Nickname: The Florist
Favorite ISSUE: Removing Trucks
Tony Nunziato's own friends will admit that when the florist goes to a meeting, he is "a pit bull."
Peering out of the windows of Enchanted Florist in Maspeth is the store's namesake: a florist who doubles as a community activist. His activism against over development and excessive truck traffic leave him fighting for Maspeth into the wee hours of the night. Combining his day and night jobs helped him become the Chairman of CB5's Environmental Committee.
Nunziato believes Maspeth residents have the same needs as the flowers he looks after: fresh air, clean water, and an undisturbed piece of Earth in which to lay their roots.
Speaking of roots, Nunziato's cousin is Councilman Eric Gioia. The Nunziato family tree extends into the Elks Club, Queens Chamber of Commerce, St. Sebastian's, the Long Island City YMCA, and numerous other civic organizations. "It must be something in the Nunziato blood," he conceded.
Nunziato rejoiced when Mayor Bloomberg said a park will be created on the 6.5-acre site of the old Elmhurst Gas Tank. Those plans blocked a private developer from bringing to Grand Avenue a Home Depot, Commerce Bank and other stores.
Another project Nunziato is hopeful about is Grand Avenue Truck Bypass Route.
For some time, Nunziato has lamented the condition of the street where his store is located. "Grand Avenue's not so grand anymore," because of heavy truck traffic, he said.
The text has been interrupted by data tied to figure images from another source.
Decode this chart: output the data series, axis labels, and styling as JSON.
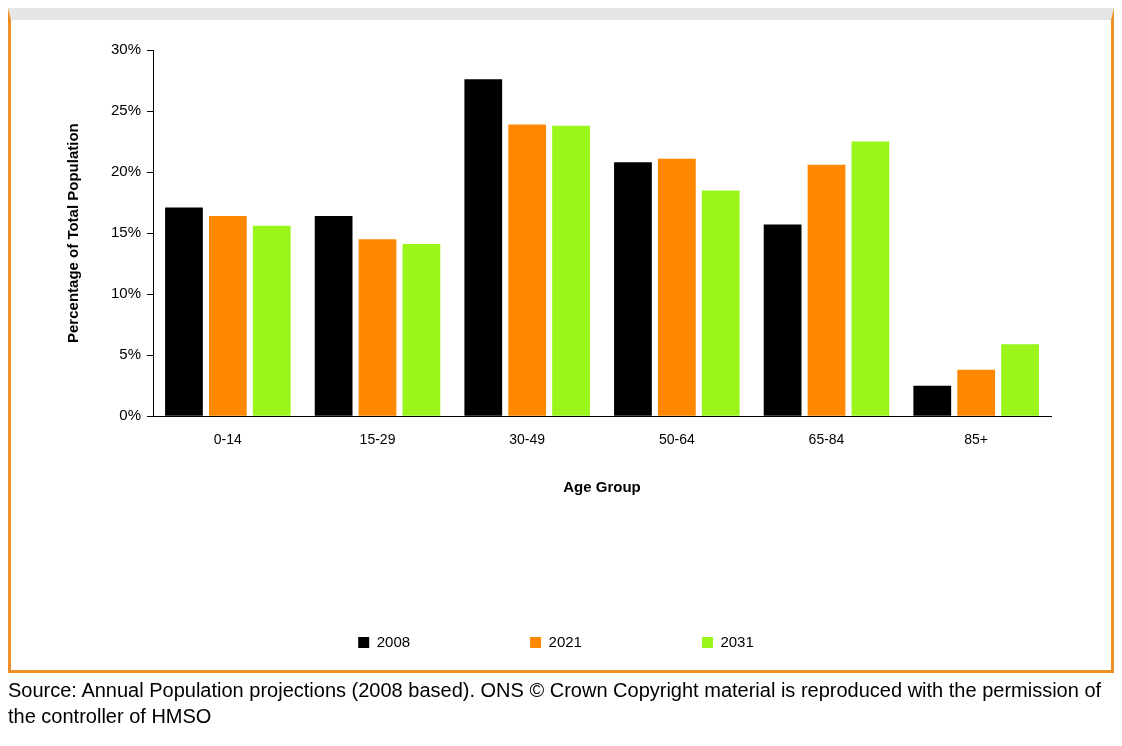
{
  "chart_data": {
    "type": "bar",
    "xlabel": "Age Group",
    "ylabel": "Percentage of Total Population",
    "categories": [
      "0-14",
      "15-29",
      "30-49",
      "50-64",
      "65-84",
      "85+"
    ],
    "series": [
      {
        "name": "2008",
        "color": "#000000",
        "values": [
          17.1,
          16.4,
          27.6,
          20.8,
          15.7,
          2.5
        ]
      },
      {
        "name": "2021",
        "color": "#ff8800",
        "values": [
          16.4,
          14.5,
          23.9,
          21.1,
          20.6,
          3.8
        ]
      },
      {
        "name": "2031",
        "color": "#99f51a",
        "values": [
          15.6,
          14.1,
          23.8,
          18.5,
          22.5,
          5.9
        ]
      }
    ],
    "ylim": [
      0,
      30
    ],
    "yticks": [
      {
        "value": 0,
        "label": "0%"
      },
      {
        "value": 5,
        "label": "5%"
      },
      {
        "value": 10,
        "label": "10%"
      },
      {
        "value": 15,
        "label": "15%"
      },
      {
        "value": 20,
        "label": "20%"
      },
      {
        "value": 25,
        "label": "25%"
      },
      {
        "value": 30,
        "label": "30%"
      }
    ],
    "grid": false,
    "legend": "bottom",
    "annotations": [
      "Source:  Annual Population projections (2008 based). ONS © Crown Copyright material is reproduced with the permission of the controller of HMSO"
    ]
  }
}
He and the late Frank Principe, former CB5 Chairman, proposed for westbound trucks on the Long Island Expressway to exit one stop early, and used Maurice Avenue instead of Grand Avenue.
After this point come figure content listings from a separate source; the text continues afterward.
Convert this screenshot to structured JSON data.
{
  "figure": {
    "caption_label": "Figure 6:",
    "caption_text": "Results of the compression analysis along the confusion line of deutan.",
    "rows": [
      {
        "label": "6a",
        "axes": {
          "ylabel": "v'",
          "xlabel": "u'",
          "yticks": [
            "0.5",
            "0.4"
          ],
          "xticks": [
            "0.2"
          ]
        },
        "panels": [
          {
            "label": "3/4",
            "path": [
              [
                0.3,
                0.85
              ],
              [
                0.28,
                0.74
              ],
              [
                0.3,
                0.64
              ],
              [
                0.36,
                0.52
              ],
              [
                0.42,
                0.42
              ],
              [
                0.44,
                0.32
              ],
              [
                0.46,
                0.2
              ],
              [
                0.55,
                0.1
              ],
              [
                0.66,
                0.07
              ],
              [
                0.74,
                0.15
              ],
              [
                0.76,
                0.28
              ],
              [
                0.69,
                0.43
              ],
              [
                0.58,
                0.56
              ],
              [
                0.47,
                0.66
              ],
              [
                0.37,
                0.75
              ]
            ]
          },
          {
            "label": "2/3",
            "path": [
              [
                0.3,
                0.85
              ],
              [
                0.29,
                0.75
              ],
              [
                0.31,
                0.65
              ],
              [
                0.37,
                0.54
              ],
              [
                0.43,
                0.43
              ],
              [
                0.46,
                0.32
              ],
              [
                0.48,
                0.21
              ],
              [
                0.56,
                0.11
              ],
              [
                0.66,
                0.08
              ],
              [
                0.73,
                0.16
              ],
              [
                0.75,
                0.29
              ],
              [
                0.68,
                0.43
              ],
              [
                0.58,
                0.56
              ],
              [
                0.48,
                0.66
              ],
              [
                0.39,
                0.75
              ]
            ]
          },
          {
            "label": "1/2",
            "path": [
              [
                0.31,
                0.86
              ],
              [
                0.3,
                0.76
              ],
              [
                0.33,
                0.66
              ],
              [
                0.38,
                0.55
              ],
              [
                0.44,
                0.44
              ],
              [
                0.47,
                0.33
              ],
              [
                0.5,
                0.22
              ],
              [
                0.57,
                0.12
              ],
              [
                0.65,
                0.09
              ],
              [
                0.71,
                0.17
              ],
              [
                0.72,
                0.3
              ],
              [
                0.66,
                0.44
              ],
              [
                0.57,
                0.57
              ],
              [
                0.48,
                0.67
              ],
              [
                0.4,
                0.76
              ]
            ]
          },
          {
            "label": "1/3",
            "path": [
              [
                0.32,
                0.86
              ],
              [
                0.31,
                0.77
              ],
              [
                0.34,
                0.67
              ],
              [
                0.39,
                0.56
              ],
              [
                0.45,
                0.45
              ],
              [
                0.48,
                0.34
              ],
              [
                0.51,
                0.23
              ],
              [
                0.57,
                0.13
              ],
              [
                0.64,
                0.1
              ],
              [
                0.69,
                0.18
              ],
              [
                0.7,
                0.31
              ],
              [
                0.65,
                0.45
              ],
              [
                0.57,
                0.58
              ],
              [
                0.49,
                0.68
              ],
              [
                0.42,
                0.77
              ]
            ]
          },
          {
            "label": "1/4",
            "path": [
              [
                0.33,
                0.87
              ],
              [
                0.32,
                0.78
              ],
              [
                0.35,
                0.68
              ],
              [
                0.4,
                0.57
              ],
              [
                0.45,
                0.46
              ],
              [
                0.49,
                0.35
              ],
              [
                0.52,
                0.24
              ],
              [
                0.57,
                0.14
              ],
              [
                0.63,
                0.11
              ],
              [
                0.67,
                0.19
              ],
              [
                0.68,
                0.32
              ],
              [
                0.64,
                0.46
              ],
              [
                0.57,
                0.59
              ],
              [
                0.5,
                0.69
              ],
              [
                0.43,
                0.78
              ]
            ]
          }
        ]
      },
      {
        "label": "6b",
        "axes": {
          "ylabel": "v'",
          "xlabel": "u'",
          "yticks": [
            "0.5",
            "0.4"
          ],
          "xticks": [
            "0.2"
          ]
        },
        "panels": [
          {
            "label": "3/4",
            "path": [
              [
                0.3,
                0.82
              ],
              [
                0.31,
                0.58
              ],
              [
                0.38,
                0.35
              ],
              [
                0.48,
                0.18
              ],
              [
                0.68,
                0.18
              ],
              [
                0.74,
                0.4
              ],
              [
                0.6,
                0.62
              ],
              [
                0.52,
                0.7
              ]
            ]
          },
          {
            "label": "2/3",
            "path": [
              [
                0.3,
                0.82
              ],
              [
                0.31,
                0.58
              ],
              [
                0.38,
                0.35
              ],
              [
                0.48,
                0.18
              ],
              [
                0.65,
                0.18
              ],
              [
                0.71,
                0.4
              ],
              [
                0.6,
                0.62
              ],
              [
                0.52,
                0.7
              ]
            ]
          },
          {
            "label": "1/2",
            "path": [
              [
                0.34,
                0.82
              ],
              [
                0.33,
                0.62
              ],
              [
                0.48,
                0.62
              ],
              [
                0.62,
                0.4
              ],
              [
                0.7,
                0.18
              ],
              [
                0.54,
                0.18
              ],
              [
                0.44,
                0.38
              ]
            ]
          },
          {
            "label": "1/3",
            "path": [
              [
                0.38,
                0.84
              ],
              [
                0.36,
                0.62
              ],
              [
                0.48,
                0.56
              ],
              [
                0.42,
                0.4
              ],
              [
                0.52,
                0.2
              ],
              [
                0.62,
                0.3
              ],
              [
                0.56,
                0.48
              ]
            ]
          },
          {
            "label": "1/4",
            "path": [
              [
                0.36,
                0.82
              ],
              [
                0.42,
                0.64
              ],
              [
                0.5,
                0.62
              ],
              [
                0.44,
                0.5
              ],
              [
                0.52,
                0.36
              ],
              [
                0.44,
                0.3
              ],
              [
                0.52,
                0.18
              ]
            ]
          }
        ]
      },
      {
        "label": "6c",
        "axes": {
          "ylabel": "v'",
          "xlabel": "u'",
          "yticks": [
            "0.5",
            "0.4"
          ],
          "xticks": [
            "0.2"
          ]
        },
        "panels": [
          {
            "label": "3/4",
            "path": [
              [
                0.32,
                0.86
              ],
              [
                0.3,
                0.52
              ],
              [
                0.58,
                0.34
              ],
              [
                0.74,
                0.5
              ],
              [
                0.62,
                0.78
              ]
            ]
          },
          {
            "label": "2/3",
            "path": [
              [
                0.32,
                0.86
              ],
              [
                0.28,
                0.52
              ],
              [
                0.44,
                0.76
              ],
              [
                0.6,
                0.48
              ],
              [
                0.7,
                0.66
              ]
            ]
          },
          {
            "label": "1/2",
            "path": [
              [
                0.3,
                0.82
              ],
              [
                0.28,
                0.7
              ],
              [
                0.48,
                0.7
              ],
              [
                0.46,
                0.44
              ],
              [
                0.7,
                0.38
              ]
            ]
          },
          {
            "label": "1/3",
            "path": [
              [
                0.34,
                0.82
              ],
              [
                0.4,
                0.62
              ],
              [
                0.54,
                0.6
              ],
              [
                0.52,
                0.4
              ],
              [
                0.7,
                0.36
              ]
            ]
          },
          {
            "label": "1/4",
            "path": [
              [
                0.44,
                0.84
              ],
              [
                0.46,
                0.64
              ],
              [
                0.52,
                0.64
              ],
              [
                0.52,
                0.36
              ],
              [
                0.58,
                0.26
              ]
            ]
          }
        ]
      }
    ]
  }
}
A firm hired by the City's Department of Transportation is now reviewing the plan. If approved, it would virtually eliminate oversized trucks from the main thoroughfare of Maspeth, returning it not quite to the days of the horse and buggy, but sedans and SUVs.
Most Outrageous Act
When the weather dipped below zero, and the wind blew snow down a deserted Grand Avenue, Nunziato tucked his head into his chest, and walked into a nearly deserted meeting held by the Department of Transportation earlier this year. The topic: truck traffic on Grand Avenue. Queens Commissioner Connie Moran of the DOT admitted it was "one of the coldest days of the year," as she greeted Nunziato and others.
His hair is slick-backed and graying, his stomach protrudes slightly. His speech is unhurried and whimsical, like a storyteller. But below his affable demeanor, is a seemingly indestructible engine.
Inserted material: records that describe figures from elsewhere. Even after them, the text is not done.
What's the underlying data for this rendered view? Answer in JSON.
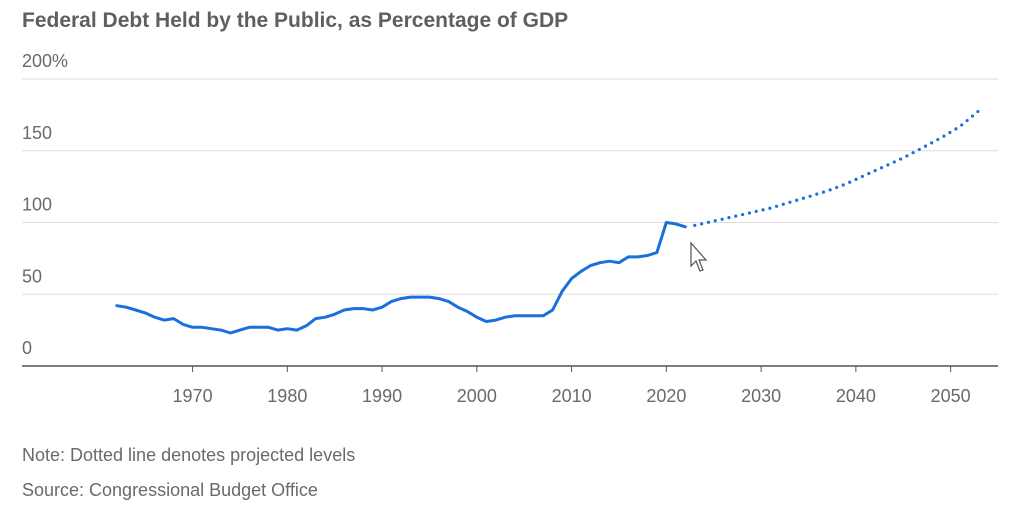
{
  "chart_data": {
    "type": "line",
    "title": "Federal Debt Held by the Public, as Percentage of GDP",
    "notes": [
      "Note: Dotted line denotes projected levels",
      "Source: Congressional Budget Office"
    ],
    "xlim": [
      1952,
      2055
    ],
    "xticks": [
      1970,
      1980,
      1990,
      2000,
      2010,
      2020,
      2030,
      2040,
      2050
    ],
    "ylim": [
      0,
      200
    ],
    "yticks": [
      0,
      50,
      100,
      150,
      {
        "value": 200,
        "label": "200%"
      }
    ],
    "grid": true,
    "series": [
      {
        "color": "#1a6fdf",
        "style": "solid",
        "x": [
          1962,
          1963,
          1964,
          1965,
          1966,
          1967,
          1968,
          1969,
          1970,
          1971,
          1972,
          1973,
          1974,
          1975,
          1976,
          1977,
          1978,
          1979,
          1980,
          1981,
          1982,
          1983,
          1984,
          1985,
          1986,
          1987,
          1988,
          1989,
          1990,
          1991,
          1992,
          1993,
          1994,
          1995,
          1996,
          1997,
          1998,
          1999,
          2000,
          2001,
          2002,
          2003,
          2004,
          2005,
          2006,
          2007,
          2008,
          2009,
          2010,
          2011,
          2012,
          2013,
          2014,
          2015,
          2016,
          2017,
          2018,
          2019,
          2020,
          2021,
          2022
        ],
        "values": [
          42,
          41,
          39,
          37,
          34,
          32,
          33,
          29,
          27,
          27,
          26,
          25,
          23,
          25,
          27,
          27,
          27,
          25,
          26,
          25,
          28,
          33,
          34,
          36,
          39,
          40,
          40,
          39,
          41,
          45,
          47,
          48,
          48,
          48,
          47,
          45,
          41,
          38,
          34,
          31,
          32,
          34,
          35,
          35,
          35,
          35,
          39,
          52,
          61,
          66,
          70,
          72,
          73,
          72,
          76,
          76,
          77,
          79,
          100,
          99,
          97
        ]
      },
      {
        "color": "#1a6fdf",
        "style": "dotted",
        "x": [
          2023,
          2025,
          2027,
          2029,
          2031,
          2033,
          2035,
          2037,
          2039,
          2041,
          2043,
          2045,
          2047,
          2049,
          2051,
          2053
        ],
        "values": [
          98,
          101,
          104,
          107,
          110,
          114,
          118,
          122,
          127,
          133,
          139,
          145,
          152,
          159,
          167,
          178
        ]
      }
    ]
  }
}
"My wife says that when I die, she's going to look to see where I hide my battery," Nunziato said.
"A pit bull," is how Councilman Dennis Gallagher described Nunziato. He is "dedicated to his community and stops at nothing to fight for what he believes in."
Not even bricks hurled through the windows of his flower shop have stopped Nunziato. That's what he found after speaking out against a project popular with some unions. "I was testifying against The Cross Harbor Project. That night my windows were smashed," he said. No charges were ever filed, and Nunziato hasn't slowed down for a second.